= Antonio Lorenzoni =

Italian lawyer, jurist and music theorist (1755–1840)

Antonio Lorenzoni (Montecchio Maggiore 10 June 1755 – 30 September 1840) was an Italian lawyer, jurist and music theorist.

== Biography ==
Antonio Lorenzoni was born to Pasino Lorenzoni and Elisabetta Sartorio in the family's country house in Montecchio Maggiore near Vicenza.

In his youth, he received a musical education, but the Saggio per ben sonare il Flautotraverso (1779) remains the only evidence of this juvenile passion, which presumably ended with the beginning of his profession as a lawyer.

Having completed the high school education in Vicenza, he enrolled in the Faculty of Law at the University of Padua, where he obtained a degree in public and private law in 1778. He then began working as a freelance lawyer at the Vicenza Bar until he was promoted in 1813 by the government of the Kingdom of Italy to Avvocato del Fisco, a position he held for thirteen years.

In 1814 he had a new villa built by Bartolomeo Malacarne in place of the house where he was born in Montecchio.

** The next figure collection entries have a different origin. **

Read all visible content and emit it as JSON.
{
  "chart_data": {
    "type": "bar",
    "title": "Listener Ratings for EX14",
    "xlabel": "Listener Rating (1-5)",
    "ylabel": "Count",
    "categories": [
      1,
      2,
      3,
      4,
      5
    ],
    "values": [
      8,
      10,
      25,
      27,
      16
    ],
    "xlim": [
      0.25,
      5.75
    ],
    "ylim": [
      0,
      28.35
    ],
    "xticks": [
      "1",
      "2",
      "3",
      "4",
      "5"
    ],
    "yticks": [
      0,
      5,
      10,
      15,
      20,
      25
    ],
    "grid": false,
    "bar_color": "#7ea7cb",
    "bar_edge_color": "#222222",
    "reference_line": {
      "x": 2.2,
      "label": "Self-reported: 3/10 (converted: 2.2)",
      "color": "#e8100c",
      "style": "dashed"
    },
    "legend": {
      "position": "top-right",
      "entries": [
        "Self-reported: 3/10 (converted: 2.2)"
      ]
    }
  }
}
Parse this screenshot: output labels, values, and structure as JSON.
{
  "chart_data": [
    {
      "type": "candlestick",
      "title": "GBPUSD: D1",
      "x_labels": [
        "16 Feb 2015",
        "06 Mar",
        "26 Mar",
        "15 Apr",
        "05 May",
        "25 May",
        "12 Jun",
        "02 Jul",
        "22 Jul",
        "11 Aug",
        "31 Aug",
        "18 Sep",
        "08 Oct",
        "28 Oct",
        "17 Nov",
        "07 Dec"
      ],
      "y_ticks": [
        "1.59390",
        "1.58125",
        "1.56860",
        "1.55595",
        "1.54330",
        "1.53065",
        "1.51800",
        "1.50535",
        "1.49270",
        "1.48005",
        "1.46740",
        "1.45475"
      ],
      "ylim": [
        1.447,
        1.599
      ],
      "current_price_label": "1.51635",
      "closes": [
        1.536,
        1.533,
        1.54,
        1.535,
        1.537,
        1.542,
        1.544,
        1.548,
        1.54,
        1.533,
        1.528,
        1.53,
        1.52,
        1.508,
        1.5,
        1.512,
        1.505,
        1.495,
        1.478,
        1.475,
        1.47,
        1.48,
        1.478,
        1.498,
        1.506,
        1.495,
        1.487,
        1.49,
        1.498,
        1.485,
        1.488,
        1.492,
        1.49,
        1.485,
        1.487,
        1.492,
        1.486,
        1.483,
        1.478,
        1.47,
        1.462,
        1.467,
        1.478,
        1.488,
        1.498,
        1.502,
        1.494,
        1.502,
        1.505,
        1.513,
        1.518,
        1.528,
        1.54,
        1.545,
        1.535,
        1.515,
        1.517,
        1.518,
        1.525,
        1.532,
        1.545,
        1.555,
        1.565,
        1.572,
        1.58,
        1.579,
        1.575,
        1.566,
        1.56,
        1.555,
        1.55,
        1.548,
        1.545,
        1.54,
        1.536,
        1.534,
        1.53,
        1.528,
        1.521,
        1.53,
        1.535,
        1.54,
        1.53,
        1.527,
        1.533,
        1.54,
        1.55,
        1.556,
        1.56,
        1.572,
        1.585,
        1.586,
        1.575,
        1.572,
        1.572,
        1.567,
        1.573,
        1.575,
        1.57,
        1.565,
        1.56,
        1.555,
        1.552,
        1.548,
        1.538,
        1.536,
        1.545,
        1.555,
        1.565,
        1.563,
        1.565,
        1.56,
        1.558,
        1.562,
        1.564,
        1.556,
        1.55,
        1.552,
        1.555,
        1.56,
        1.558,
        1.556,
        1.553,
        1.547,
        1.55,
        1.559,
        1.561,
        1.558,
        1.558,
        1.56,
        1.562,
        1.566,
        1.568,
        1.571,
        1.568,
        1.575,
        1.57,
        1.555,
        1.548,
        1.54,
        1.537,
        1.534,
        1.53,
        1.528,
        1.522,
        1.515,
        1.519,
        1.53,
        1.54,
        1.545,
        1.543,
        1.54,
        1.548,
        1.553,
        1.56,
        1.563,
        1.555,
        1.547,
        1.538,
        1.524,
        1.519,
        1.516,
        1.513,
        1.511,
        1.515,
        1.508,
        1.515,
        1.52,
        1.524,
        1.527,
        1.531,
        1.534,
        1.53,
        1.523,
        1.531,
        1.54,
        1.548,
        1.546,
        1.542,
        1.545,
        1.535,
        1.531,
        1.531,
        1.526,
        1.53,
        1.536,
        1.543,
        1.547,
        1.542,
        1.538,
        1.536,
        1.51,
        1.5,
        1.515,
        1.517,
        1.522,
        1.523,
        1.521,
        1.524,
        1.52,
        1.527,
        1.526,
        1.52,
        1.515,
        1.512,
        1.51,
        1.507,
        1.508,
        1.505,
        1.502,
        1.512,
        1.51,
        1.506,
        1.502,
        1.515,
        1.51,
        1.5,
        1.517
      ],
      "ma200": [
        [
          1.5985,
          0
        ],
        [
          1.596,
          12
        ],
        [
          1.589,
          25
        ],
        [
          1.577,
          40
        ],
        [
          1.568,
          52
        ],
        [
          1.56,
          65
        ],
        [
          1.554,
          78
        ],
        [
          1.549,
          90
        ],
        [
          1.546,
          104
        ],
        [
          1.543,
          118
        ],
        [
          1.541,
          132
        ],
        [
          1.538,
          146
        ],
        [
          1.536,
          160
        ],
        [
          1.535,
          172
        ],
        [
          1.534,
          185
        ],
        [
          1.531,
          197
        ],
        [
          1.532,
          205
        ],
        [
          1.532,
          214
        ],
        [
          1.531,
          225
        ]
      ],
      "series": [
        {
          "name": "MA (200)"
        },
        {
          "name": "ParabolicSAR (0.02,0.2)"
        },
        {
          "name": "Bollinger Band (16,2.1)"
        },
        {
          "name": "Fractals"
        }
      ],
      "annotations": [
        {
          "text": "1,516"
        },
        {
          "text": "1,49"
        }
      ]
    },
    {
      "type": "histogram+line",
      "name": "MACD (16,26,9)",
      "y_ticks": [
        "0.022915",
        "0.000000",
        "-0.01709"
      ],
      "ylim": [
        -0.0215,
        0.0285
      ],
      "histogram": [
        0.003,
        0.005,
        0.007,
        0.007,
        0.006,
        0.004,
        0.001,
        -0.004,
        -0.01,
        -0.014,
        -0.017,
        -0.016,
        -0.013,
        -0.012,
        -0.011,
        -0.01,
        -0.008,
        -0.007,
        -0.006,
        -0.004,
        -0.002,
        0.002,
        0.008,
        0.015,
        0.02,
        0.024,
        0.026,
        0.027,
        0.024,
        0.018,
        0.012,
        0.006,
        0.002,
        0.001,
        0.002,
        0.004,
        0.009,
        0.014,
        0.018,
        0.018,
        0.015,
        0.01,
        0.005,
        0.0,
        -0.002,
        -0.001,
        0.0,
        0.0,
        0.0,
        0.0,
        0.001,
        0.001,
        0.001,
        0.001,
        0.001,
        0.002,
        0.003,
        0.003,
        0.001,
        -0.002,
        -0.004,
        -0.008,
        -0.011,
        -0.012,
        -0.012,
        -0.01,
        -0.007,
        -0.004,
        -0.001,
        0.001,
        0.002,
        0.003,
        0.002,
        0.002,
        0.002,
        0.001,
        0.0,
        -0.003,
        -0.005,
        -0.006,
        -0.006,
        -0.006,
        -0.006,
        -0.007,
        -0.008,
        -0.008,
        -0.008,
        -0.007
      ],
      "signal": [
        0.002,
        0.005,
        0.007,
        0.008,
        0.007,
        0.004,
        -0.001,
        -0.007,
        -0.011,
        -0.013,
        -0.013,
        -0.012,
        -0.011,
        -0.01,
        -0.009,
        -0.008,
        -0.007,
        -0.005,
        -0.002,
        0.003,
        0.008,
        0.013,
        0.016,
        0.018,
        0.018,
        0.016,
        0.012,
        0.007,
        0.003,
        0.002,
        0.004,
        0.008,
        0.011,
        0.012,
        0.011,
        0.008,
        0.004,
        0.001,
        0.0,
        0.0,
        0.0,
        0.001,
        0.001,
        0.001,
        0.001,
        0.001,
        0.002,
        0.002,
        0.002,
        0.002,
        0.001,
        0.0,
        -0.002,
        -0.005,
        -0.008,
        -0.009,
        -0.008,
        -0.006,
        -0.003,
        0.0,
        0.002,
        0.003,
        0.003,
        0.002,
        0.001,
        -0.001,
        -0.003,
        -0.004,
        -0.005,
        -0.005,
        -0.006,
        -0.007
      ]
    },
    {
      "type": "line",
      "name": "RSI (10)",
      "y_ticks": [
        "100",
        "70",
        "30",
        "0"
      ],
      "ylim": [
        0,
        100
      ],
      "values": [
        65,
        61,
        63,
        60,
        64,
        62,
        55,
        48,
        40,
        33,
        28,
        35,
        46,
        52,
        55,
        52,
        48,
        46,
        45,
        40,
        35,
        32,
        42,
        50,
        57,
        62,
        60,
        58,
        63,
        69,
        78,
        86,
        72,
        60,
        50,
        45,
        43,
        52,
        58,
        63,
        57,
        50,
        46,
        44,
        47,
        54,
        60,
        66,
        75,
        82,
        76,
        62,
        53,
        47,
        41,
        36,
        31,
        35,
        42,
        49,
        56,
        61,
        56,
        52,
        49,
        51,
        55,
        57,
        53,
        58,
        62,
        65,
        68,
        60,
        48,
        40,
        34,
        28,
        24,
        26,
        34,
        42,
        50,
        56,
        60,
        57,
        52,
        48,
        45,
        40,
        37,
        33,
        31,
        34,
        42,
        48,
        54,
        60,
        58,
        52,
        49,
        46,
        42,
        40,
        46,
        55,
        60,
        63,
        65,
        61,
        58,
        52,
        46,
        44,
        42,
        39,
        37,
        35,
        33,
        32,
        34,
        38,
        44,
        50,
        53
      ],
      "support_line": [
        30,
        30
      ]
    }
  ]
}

Late in life he acquired a reputation as an influential jurist, so much so that he was esteemed even beyond the borders of Italy. On his death, a municipal decree had his body moved to the Vicenza cemetery, near the tombs of the most illustrious citizens.

In 1876 the Municipality of Montecchio Maggiore erected a bust of him in the council chamber of the town hall.

== Works ==

- Saggio per ben sonare il Flautotraverso con alcune notizie generali ed utili per qualunque strumento, ed altre concernenti la storia della musica, Vicenza, 1779.
- Istituzioni del diritto civile privato per la Provincia Vicentina, Vicenza, 1785–86.
- Stampa in causa dell’eredità Almerico contenente: Risposta della pia Congregazione di Vicenza etc. non che delli signori Tranquillo Toaldo, Francesco dott. Rubini etc. al confronto del sig. Licinio Muzan del fu Carlo, 1817.
- Istituzioni del diritto pubblico interno pel Regno Lombardo-Veneto, Padova, 1835–39.
- Scelta di disposizioni del diritto romano, Padova, 1838.
- Saggio di logica, ossia principii fondamentali per far retto uso delle forze dell’intelletto onde discernere il vero dal falso, Padova, 1839.
- Regole ed avvertenze che in ordine al venerato dispaccio 9 Settembre 1817 dell’Aulica Camera di organizzazione in Vienna osservare si devono dal R. Fisco per l’esame delle Fidejussioni.